Do you think that ETFs will replace or overshadow mutual funds?
Right. And when we started out, this was not an idea people thought was foolproof. There was a lot of skepticism. The question is, why do people want zero tracking error. Well, the answer is that makes your cost of monitoring go way down. Did your managers track the indices or didn't they? That's a simple way of monitoring, and a huge benefit of indexing.
But we're willing to incur a bit more tracking error, and that takes a bit more faith on clients' part that we are doing a good job. After all, what we could view as a negative tracking error, they might view as the result of poor management. But over time, I think we've shown that we've been able to add value, and having some tracking error has been worth it.
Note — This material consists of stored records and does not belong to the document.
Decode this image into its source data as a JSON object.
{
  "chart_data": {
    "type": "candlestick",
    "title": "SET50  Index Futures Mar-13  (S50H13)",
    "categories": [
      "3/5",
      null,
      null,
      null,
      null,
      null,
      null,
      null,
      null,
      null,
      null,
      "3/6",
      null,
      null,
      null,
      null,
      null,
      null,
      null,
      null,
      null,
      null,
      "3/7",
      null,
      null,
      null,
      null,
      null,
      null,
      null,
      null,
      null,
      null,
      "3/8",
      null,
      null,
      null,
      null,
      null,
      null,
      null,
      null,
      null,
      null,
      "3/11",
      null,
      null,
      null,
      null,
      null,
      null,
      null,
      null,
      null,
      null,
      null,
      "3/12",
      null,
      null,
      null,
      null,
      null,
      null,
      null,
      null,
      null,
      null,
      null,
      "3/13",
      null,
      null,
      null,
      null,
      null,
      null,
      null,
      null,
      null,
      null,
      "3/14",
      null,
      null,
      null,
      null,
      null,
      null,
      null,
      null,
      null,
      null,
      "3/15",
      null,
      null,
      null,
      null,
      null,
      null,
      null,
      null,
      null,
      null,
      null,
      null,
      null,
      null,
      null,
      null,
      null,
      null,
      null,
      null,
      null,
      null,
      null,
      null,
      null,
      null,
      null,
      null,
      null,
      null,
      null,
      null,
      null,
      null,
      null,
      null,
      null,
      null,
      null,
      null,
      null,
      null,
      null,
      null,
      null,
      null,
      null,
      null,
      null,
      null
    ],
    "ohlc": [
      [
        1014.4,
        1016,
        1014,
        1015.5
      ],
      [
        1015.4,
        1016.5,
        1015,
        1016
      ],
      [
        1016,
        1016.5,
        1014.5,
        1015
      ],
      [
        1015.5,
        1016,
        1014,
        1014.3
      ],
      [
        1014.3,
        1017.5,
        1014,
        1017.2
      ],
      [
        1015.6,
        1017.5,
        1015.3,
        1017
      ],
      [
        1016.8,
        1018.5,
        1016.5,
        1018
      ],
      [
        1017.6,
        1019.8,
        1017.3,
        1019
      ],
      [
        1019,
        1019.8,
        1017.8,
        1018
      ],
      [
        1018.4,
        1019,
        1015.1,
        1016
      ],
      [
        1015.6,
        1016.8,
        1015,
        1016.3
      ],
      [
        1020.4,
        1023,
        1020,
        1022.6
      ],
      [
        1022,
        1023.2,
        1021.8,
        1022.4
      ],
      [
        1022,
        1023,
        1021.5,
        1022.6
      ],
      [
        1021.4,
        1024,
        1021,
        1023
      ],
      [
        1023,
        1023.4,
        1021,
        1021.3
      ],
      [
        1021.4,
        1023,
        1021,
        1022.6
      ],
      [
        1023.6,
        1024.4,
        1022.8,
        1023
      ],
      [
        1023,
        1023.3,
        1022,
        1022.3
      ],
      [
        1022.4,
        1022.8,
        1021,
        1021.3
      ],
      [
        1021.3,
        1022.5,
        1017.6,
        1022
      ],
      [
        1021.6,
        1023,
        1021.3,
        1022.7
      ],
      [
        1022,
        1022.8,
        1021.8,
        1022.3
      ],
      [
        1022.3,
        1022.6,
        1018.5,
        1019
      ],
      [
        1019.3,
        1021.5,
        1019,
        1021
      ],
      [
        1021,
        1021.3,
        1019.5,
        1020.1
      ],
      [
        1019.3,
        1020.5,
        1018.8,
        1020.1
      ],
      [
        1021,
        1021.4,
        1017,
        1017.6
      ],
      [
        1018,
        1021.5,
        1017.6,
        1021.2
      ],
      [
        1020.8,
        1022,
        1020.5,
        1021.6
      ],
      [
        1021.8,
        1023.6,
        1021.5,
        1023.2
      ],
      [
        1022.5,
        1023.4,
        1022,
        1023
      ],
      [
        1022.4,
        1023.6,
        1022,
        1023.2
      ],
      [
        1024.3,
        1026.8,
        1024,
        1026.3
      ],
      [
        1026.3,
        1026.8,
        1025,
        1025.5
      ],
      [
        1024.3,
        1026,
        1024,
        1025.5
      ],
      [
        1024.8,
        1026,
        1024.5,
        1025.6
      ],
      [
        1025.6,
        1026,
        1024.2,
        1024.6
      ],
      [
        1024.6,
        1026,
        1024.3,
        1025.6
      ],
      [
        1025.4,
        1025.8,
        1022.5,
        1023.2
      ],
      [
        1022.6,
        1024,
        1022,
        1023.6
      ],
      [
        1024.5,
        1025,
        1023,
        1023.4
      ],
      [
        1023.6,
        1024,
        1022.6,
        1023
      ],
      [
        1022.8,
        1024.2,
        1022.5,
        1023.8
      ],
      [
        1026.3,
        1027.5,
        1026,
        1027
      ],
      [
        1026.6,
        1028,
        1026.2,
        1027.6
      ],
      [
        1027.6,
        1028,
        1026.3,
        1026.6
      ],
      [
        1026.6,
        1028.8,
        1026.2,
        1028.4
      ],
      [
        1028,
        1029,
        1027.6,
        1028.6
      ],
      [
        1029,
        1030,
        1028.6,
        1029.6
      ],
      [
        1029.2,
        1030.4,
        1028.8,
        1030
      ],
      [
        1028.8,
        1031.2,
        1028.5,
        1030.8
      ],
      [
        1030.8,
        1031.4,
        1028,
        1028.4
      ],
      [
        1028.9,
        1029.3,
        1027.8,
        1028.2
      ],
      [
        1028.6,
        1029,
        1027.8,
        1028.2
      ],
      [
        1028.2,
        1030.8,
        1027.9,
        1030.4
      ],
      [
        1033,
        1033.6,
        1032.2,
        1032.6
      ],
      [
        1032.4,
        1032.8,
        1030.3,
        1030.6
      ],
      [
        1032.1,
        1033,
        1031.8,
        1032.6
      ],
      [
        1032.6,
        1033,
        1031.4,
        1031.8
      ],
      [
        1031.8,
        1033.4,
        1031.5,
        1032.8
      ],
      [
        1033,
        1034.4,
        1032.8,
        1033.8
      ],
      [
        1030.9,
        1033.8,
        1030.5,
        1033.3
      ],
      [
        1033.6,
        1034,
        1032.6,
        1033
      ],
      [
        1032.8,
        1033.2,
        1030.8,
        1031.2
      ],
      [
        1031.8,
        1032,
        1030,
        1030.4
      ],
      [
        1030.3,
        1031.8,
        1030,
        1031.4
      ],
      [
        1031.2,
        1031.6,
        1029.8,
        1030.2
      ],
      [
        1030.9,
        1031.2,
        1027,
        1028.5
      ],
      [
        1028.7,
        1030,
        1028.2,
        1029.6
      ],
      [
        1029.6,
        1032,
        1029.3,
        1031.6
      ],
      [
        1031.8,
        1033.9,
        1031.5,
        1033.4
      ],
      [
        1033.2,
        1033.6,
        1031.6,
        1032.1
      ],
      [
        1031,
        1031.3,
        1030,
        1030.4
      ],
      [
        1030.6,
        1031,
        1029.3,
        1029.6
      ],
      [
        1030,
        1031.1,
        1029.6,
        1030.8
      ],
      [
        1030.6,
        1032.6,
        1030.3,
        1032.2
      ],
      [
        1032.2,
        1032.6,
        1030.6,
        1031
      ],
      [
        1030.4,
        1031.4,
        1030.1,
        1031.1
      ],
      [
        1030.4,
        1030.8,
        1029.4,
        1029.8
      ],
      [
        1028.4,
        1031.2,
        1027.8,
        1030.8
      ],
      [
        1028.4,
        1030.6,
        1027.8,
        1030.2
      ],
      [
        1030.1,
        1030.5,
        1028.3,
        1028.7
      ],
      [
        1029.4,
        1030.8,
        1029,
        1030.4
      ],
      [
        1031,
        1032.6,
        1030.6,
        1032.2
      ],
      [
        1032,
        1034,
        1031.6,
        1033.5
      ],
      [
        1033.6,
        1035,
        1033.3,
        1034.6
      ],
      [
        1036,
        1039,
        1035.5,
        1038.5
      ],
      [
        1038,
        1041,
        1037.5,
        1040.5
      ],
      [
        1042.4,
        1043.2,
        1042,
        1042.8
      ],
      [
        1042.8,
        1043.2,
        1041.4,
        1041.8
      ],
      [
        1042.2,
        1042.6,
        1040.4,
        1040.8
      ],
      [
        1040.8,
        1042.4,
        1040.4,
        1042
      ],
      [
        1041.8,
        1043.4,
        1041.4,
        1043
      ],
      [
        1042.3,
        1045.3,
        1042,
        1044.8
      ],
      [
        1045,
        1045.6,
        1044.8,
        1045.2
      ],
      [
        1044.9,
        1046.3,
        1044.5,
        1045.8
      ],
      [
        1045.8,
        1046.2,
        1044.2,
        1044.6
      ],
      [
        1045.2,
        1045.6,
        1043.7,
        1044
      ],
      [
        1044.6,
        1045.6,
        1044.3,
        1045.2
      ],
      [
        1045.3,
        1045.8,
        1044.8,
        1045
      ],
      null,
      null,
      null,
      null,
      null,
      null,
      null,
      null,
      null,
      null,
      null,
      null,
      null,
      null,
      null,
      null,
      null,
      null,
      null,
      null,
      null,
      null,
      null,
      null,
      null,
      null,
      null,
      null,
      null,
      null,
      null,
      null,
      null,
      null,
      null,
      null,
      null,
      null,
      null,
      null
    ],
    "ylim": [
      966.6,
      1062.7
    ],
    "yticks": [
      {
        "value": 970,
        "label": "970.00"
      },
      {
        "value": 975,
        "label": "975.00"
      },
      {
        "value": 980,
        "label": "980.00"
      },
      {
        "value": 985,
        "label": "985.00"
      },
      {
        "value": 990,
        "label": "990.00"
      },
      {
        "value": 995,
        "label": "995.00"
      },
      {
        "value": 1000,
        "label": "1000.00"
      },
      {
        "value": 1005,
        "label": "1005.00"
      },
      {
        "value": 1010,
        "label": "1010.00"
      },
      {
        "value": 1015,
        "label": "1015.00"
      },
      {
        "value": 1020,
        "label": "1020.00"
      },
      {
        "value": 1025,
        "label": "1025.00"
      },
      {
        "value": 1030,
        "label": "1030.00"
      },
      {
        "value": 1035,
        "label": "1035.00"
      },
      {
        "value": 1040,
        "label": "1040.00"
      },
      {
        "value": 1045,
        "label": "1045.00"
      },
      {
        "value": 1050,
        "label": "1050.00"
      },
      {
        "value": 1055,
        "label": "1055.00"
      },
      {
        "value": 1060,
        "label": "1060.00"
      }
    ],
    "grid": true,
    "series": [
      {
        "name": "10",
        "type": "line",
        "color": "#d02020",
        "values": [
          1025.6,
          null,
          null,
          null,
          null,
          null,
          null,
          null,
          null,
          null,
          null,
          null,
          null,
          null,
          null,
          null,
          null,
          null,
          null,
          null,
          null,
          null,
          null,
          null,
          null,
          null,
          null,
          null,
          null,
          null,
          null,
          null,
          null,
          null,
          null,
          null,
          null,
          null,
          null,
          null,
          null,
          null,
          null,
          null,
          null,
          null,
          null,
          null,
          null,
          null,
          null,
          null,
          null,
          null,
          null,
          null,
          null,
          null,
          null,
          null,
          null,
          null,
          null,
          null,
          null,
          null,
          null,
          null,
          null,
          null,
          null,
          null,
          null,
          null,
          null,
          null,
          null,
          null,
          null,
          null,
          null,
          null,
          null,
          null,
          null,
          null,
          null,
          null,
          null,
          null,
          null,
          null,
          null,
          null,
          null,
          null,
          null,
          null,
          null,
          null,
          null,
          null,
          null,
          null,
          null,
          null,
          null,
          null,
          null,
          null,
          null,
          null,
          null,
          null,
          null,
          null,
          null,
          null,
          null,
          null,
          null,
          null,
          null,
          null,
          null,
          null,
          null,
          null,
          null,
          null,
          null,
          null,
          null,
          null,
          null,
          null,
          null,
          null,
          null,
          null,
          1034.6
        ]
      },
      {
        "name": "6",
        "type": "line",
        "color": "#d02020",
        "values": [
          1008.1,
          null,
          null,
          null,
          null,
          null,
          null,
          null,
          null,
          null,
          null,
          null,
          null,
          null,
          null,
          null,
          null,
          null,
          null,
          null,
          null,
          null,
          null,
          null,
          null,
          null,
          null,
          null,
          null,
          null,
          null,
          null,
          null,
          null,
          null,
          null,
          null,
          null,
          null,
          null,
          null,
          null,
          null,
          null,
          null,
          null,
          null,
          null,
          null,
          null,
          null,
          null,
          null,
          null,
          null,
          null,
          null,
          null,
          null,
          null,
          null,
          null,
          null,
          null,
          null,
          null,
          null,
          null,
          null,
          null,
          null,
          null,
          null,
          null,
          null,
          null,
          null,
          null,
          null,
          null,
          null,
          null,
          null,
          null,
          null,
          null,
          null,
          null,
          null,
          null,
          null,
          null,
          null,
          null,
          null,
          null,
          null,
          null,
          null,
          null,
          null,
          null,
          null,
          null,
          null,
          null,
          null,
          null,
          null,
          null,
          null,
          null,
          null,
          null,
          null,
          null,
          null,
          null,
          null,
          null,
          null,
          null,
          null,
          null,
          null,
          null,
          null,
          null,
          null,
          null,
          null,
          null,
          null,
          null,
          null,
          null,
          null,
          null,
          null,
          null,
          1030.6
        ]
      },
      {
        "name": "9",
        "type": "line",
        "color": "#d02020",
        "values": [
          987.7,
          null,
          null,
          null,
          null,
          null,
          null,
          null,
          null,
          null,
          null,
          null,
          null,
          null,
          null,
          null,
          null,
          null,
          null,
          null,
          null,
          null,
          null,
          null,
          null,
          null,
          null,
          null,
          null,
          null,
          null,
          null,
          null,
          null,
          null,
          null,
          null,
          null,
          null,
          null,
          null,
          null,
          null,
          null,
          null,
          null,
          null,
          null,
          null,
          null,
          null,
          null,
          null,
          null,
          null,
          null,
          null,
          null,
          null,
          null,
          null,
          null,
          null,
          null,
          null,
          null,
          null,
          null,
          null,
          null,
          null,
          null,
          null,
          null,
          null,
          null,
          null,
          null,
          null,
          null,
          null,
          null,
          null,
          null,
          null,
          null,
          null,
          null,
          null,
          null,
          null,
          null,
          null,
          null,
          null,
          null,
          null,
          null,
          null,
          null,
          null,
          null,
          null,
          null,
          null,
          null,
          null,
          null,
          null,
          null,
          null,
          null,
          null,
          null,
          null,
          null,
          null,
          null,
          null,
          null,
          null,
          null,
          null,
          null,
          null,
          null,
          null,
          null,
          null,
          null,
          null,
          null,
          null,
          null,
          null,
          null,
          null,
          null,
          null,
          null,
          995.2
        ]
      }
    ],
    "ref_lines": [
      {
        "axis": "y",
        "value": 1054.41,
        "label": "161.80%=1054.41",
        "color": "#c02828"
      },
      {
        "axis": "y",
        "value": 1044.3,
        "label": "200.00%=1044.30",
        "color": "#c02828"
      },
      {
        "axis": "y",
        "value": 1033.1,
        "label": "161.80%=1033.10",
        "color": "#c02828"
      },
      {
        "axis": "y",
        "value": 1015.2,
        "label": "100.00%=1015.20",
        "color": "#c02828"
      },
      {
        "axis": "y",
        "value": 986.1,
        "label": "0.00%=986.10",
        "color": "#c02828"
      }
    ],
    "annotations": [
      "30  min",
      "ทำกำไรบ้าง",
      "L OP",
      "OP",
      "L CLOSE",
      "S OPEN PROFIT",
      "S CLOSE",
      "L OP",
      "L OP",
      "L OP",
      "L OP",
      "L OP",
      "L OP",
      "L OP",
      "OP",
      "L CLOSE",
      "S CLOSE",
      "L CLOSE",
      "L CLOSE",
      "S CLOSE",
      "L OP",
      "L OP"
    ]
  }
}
How much further do you feel that indexing has to go before it becomes truly mainstream in the investment industry? Or has it already "arrived"?
I thought it had "arrived" in 1971. But for the average investor, I think the development of ETFs has likely been the big new event that has really made indexing go more mainstream. Especially because now you see so many active managers claiming they can time the index funds. A lot of the same people who were selling active management by picking stocks are now saying, "Well, we can't pick it, but we can time markets using ETFs." We see a lot of that now. That too has helped make indexing more mainstream.
Do you think indexing would have become as widespread as it is now without the development of ETFs?
I think it may have taken longer, but it would have happened. I mean, ETFs do have some good uses. They are basically a way for people to easily access market segments that they're interested in. The concern is always, though, that we're just setting up a gambling casino, meaning investors will find different ways of making bets and increasing their portfolio turnover, which is antithetical to the purpose of indexing. People motivated to index want low turnover, so if the ETFs are providing a way to increase turnover, that's probably inconsistent with the basic motivation for indexing.
But I do think a lot of people now see the advantages of indexing. So I think some investors will try to time markets using ETFs, while others will conclude that timing is too difficult a thing to achieve, so they'll just use index funds long term.
When it comes to ETFs, it's all about how you use them. If you build that great Aston Martin, even if the car's terrific, you can't be sure people will drive it all that well.
What do you feel is left for indexing, whether it's in terms of growth, asset classes, strategies, etc.?
My guess is that the trends we've seen in the past five to 10 years will continue on for quite a while. The financial services industry doesn't move on a dime. It took a long time for smart beta to gain steam—I would say the notion goes back to that '92 paper by Fama and French—so if you think about it, it's been 20-some years for it to really get into full swing. These trends are probably good for another 20 years.
Beyond that, though? I don't know what it'll be. But it'll be something; something we haven't thought of yet.